Il folle mercato dell’acqua in bottiglia

Tre anni fa sono rimasto affascinato dal fenomeno dell’acqua Fiji. Non riuscivo a credere che fosse economicamente vantaggioso spedire pesanti bottiglie d’acqua da un’isola del Pacifico per placare la mia sete in Massachusetts. Per capirne di più mi sono informato sulle spedizioni di container e ho passato un sacco di tempo a pensare alla mobilità relativa di bit, atomi e persone. E non sono l’unico.

Charles Fishman ha scritto su Fast Company un lungo articolo sull’acqua in bottiglia, in cui se la prende principalmente con la Fiji. Fishman è interessato all’aspetto etico di un mercato in cui il prodotto venduto ha un notevole impatto ambientale ed è sostanzialmente indistinguibile dall’acqua di rubinetto. In media ogni cittadino degli Stati Uniti beve nove litri di acqua minerale al mese. Più della quantità consumata di caffè, latte e birra.

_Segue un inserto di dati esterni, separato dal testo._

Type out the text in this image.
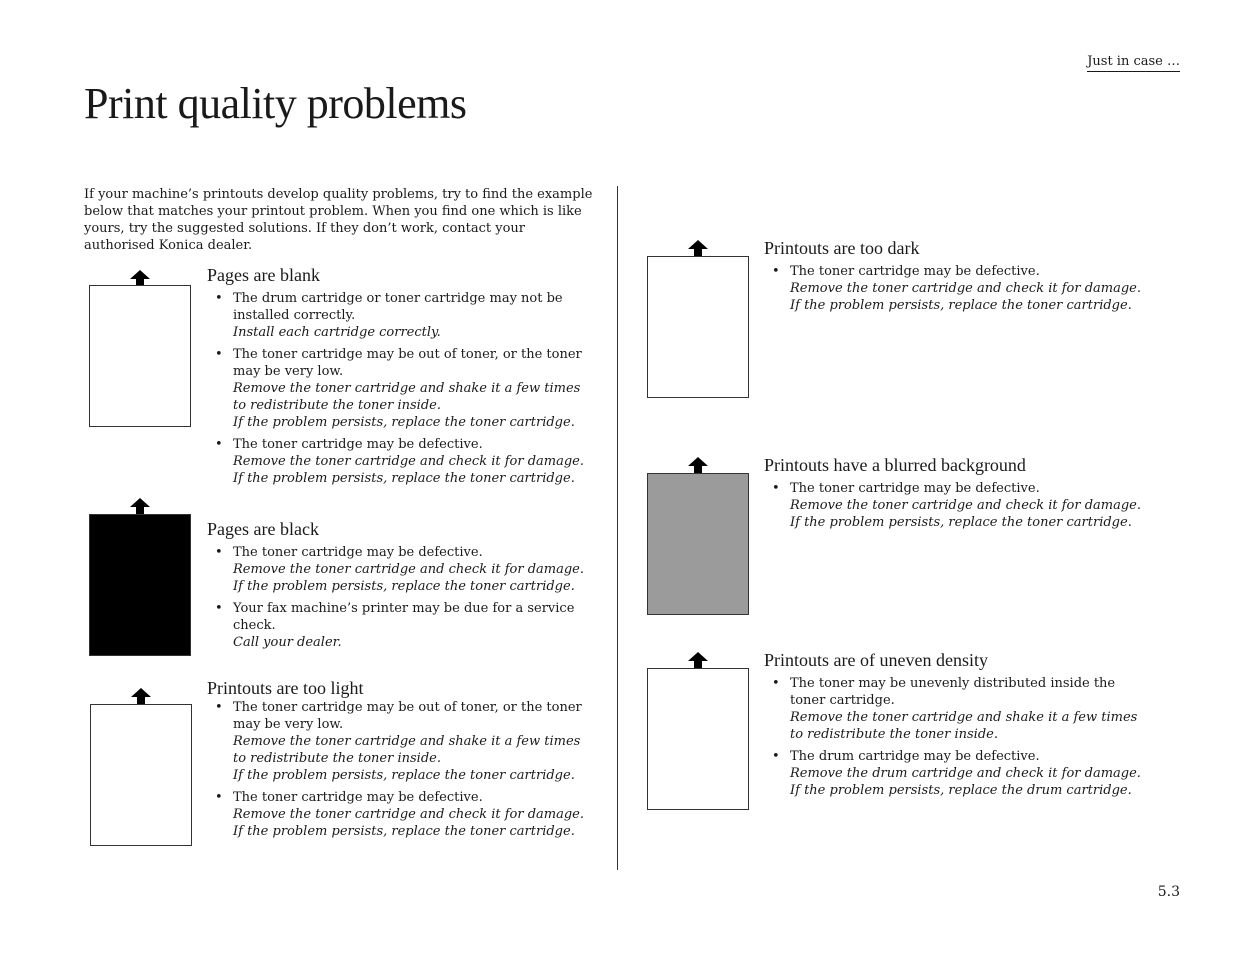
Just in case …
Print quality problems

If your machine’s printouts develop quality problems, try to find the example below that matches your printout problem. When you find one which is like yours, try the suggested solutions. If they don’t work, contact your authorised Konica dealer.

5.3
Pages are blank
• The drum cartridge or toner cartridge may not be installed correctly.
Install each cartridge correctly.
• The toner cartridge may be out of toner, or the toner may be very low.
Remove the toner cartridge and shake it a few times to redistribute the toner inside.
If the problem persists, replace the toner cartridge.
• The toner cartridge may be defective.
Remove the toner cartridge and check it for damage.
If the problem persists, replace the toner cartridge.
Pages are black
• The toner cartridge may be defective.
Remove the toner cartridge and check it for damage.
If the problem persists, replace the toner cartridge.
• Your fax machine’s printer may be due for a service check.
Call your dealer.
Printouts are too light
• The toner cartridge may be out of toner, or the toner may be very low.
Remove the toner cartridge and shake it a few times to redistribute the toner inside.
If the problem persists, replace the toner cartridge.
• The toner cartridge may be defective.
Remove the toner cartridge and check it for damage.
If the problem persists, replace the toner cartridge.
Printouts are too dark
• The toner cartridge may be defective.
Remove the toner cartridge and check it for damage.
If the problem persists, replace the toner cartridge.
Printouts have a blurred background
• The toner cartridge may be defective.
Remove the toner cartridge and check it for damage.
If the problem persists, replace the toner cartridge.
Printouts are of uneven density
• The toner may be unevenly distributed inside the toner cartridge.
Remove the toner cartridge and shake it a few times to redistribute the toner inside.
• The drum cartridge may be defective.
Remove the drum cartridge and check it for damage.
If the problem persists, replace the drum cartridge.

Il risultato economico è un’industria da 16 miliardi di dollari in forte espansione che tuttavia si basa su una serie di assurdità. Pepsi e Coca-Cola, che producono rispettivamente Aquafina e Dasani, non usano neppure acqua di sorgente. Usano acqua di rubinetto e la sottopongono a un processo di filtraggio per osmosi che consuma moltissima energia.

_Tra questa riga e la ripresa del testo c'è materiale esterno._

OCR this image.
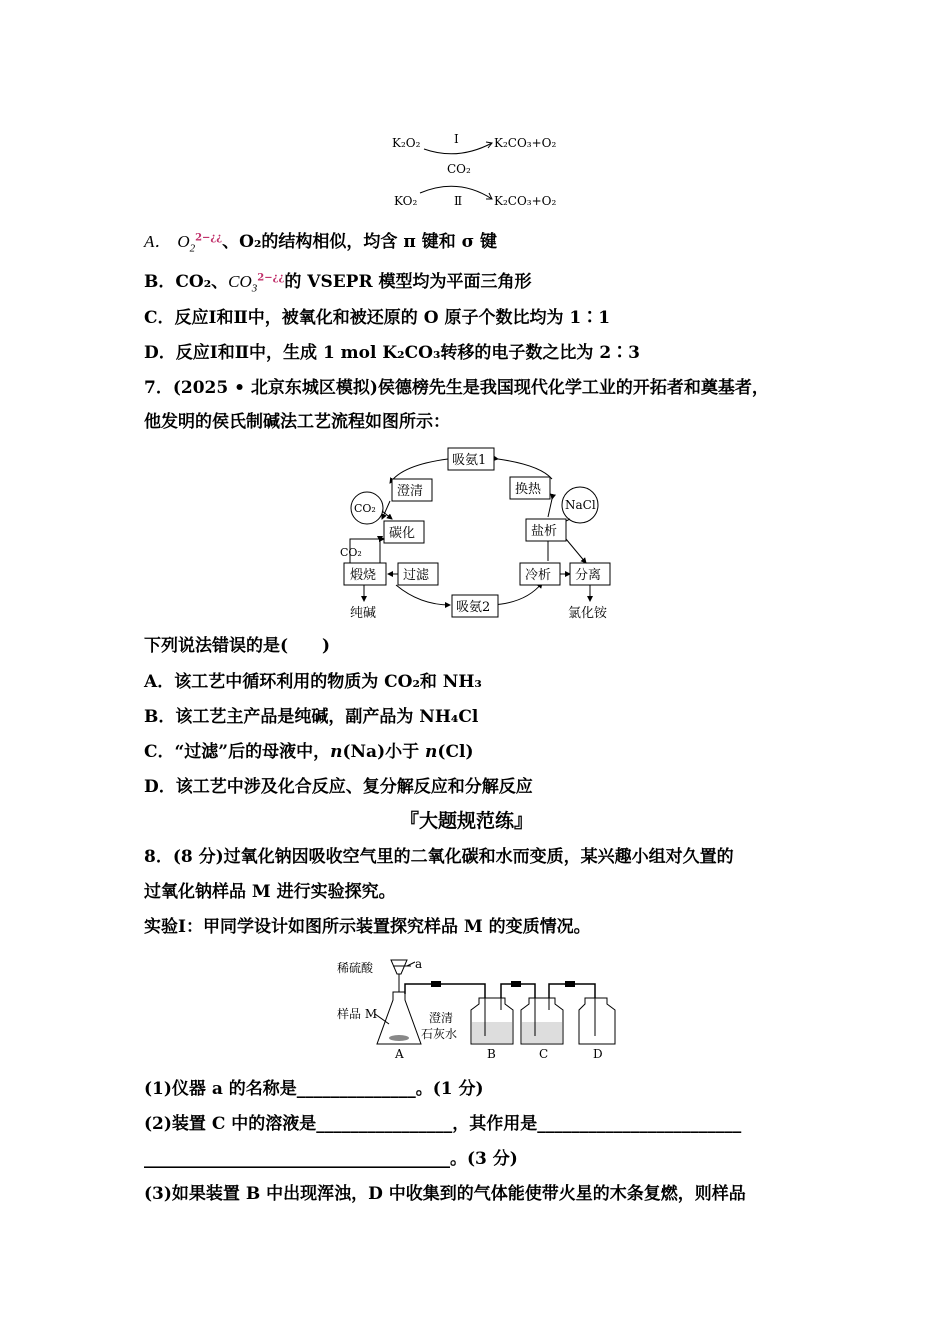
K₂O₂	Ⅰ	K₂CO₃+O₂
CO₂
KO₂	Ⅱ	K₂CO₃+O₂
A． $O_2^{2-¿¿}$、O₂的结构相似，均含 π 键和 σ 键
B．CO₂、$CO_3^{2-¿¿}$的 VSEPR 模型均为平面三角形
C．反应Ⅰ和Ⅱ中，被氧化和被还原的 O 原子个数比均为 1∶1
D．反应Ⅰ和Ⅱ中，生成 1 mol K₂CO₃转移的电子数之比为 2∶3
7．(2025 • 北京东城区模拟)侯德榜先生是我国现代化学工业的开拓者和奠基者，
他发明的侯氏制碱法工艺流程如图所示：
吸氨1
澄清	换热
CO₂	NaCl
碳化	盐析
CO₂
煅烧 过滤	冷析 分离
吸氨2
纯碱	氯化铵
下列说法错误的是(　　)
A．该工艺中循环利用的物质为 CO₂和 NH₃
B．该工艺主产品是纯碱，副产品为 NH₄Cl
C．“过滤”后的母液中，n(Na)小于 n(Cl)
D．该工艺中涉及化合反应、复分解反应和分解反应
『大题规范练』
8．(8 分)过氧化钠因吸收空气里的二氧化碳和水而变质，某兴趣小组对久置的
过氧化钠样品 M 进行实验探究。
实验Ⅰ：甲同学设计如图所示装置探究样品 M 的变质情况。
稀硫酸	a
样品 M	澄清
石灰水
A	B	C	D
(1)仪器 a 的名称是______________。(1 分)
(2)装置 C 中的溶液是________________，其作用是________________________
____________________________________。(3 分)
(3)如果装置 B 中出现浑浊，D 中收集到的气体能使带火星的木条复燃，则样品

E forse è perfino inutile: secondo Fishman, la maggior parte dei consumatori non riesce a distinguere l’acqua di rubinetto dall’acqua in bottiglia quando vengono presentate negli stessi contenitori e alla stessa temperatura.

Più telefonini, meno birra
Fishman offre alcuni interessanti spunti di riflessione: “La metà del prezzo di una bottiglia da un dollaro e 29 centesimi va al dettagliante. Fino a un terzo va al distributore e al trasporto. Un altro 12-15 per cento è costituito dal costo dell’acqua, della bottiglia e del tappo. Rimangono circa dieci centesimi di guadagno”.

Pablo Päster, scrivendo su Triple Pundit, fa un calcolo molto dettagliato per dimostrare che produrre e importare una bottiglia dalle Figi costa intorno a 0,22 dollari, ma comporta un impatto ambientale di circa 250 grammi di gas serra per ogni bottiglia. Inoltre sottolinea che occorrono circa cinque litri d’acqua per produrre una bottiglia in polietilene.

Sempre in tema di bevande, la blogger kenyana Ory Okolloh cita un articolo di Business Daily Africa sullo straordinario successo di Safaricom. L’azienda di telefonia mobile l’anno scorso ha incassato profitti per 17 miliardi di scellini (circa 187 milioni di euro). Sapete chi è danneggiato dall’aumento dei cellulari?

La Coca-Cola. I produttori di bibite gassate hanno scoperto che gli adolescenti preferiscono usare i loro soldi per comprarsi la ricarica del cellulare piuttosto che per prendersi qualcosa da bere. Lo stesso fenomeno ha colpito settori come le bevande alcoliche e perfino la stampa, perché i lettori ormai possono ricevere le ultime notizie direttamente sul telefonino.

Io stesso, in Ghana, ho assistito a un calo delle vendite di birra dopo l’arrivo di BusyInternet e di altri cibercaffè. Quando la gente ha un reddito limitato, deve fare delle scelte. Più minuti su internet o al telefono, meno bevande. Forse l’iPhone della Apple contribuirà a ridurre le vendite di acqua in bottiglia negli Stati Uniti. Ma ne dubito.